I have one GRanges object with thousands of score columns (tomap), and another with regions of interest and no metadata (roi). I am trying to map the max score from each column in tomap to the corresponding interval in roi.
I also want to retain the names of the score columns (in my real data these are meaningful names and not genralizable like score1, score2 etc...). I can do it for specific columns but am struggling to generalize it to every column.
Here is what I've got so far:
library(GenomicRanges)
tomap <- GRanges(
seqnames = Rle(c("chr1"), c(10)),
ranges = IRanges(1:10*10, end = 1:10*10+5),
score1 = runif(10),score2=runif(10),score3=runif(10),score4=runif(10),score5=runif(10))
roi <- GRanges(
seqnames = Rle(c("chr1"), c(5)),
ranges = IRanges(1:5*20 + floor(runif(5)*4), width = 10))
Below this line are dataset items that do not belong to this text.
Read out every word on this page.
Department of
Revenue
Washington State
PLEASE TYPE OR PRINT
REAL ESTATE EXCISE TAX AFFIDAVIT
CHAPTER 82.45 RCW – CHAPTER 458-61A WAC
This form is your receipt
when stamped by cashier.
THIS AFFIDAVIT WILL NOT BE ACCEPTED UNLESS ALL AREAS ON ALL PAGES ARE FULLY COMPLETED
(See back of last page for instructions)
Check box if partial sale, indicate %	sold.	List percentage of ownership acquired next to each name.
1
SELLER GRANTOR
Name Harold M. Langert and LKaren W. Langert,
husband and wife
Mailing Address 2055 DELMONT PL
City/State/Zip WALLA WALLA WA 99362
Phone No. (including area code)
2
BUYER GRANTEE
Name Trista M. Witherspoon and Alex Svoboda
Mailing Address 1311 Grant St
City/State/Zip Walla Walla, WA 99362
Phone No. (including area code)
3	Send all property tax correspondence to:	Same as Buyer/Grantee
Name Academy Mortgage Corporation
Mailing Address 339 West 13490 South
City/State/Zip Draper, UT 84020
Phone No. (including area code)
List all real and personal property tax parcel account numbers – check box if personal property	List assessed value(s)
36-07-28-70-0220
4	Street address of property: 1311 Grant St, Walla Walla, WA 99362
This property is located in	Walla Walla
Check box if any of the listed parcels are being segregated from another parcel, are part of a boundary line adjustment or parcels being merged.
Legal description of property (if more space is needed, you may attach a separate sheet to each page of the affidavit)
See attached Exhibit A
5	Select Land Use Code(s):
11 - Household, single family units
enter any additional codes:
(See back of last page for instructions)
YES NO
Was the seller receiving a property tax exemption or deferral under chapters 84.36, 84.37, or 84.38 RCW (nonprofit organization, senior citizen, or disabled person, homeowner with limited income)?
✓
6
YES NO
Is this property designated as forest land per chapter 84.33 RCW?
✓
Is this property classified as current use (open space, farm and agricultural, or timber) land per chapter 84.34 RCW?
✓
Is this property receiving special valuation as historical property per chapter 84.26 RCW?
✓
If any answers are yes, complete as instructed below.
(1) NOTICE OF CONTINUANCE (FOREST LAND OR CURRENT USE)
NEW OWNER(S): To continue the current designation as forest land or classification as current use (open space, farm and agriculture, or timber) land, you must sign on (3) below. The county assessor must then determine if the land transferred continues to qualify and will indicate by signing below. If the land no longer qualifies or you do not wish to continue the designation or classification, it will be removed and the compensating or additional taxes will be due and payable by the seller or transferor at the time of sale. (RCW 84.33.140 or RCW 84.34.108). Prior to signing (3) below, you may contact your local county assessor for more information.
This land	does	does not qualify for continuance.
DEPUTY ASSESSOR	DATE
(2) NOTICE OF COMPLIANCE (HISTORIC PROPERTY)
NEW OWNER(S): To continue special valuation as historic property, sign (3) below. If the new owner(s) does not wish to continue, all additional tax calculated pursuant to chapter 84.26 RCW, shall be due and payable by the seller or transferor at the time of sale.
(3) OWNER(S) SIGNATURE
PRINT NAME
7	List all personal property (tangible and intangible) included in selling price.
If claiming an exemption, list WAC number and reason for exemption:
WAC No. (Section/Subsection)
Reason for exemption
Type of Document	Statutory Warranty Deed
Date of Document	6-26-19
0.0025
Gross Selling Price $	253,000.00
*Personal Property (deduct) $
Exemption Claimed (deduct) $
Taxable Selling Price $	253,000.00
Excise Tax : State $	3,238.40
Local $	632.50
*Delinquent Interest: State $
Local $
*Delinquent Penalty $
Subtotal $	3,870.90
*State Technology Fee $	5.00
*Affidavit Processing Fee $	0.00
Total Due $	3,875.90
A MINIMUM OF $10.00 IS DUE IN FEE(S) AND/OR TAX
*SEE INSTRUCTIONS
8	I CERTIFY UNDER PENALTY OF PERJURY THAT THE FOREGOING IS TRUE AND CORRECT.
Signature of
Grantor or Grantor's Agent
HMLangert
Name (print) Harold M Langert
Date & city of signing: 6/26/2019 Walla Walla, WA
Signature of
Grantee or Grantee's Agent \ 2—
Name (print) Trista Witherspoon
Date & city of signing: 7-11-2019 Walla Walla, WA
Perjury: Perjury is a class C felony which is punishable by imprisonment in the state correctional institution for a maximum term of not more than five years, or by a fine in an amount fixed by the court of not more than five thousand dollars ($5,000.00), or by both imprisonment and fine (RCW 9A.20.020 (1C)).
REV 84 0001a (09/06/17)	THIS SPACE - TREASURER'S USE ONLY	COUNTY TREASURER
hits <- findOverlaps(roi, tomap, ignore.strand = TRUE)
ans<-roi
mcols(ans) <- aggregate(tomap, hits, score1=max(score1), score2= max(score2))
ans
#GRanges object with 5 ranges and 3 metadata columns:
# seqnames ranges strand | grouping score1 score2
# <Rle> <IRanges> <Rle> | <ManyToManyGrouping> <numeric> <numeric>
# [1] chr1 22-31 * | 2,3 0.326366489753127 0.925836584065109
# [2] chr1 42-51 * | 4,5 0.92806151532568 0.897841389290988
# [3] chr1 62-71 * | 6,7 0.980487102875486 0.940743445185944
# [4] chr1 83-92 * | 8,9 0.798293181695044 0.381754550151527
# [5] chr1 101-110 * | 10 0.872806148370728 0.953412540955469
As you can see, this works when I specify each score column individually, but how do I do this for thousands of columns?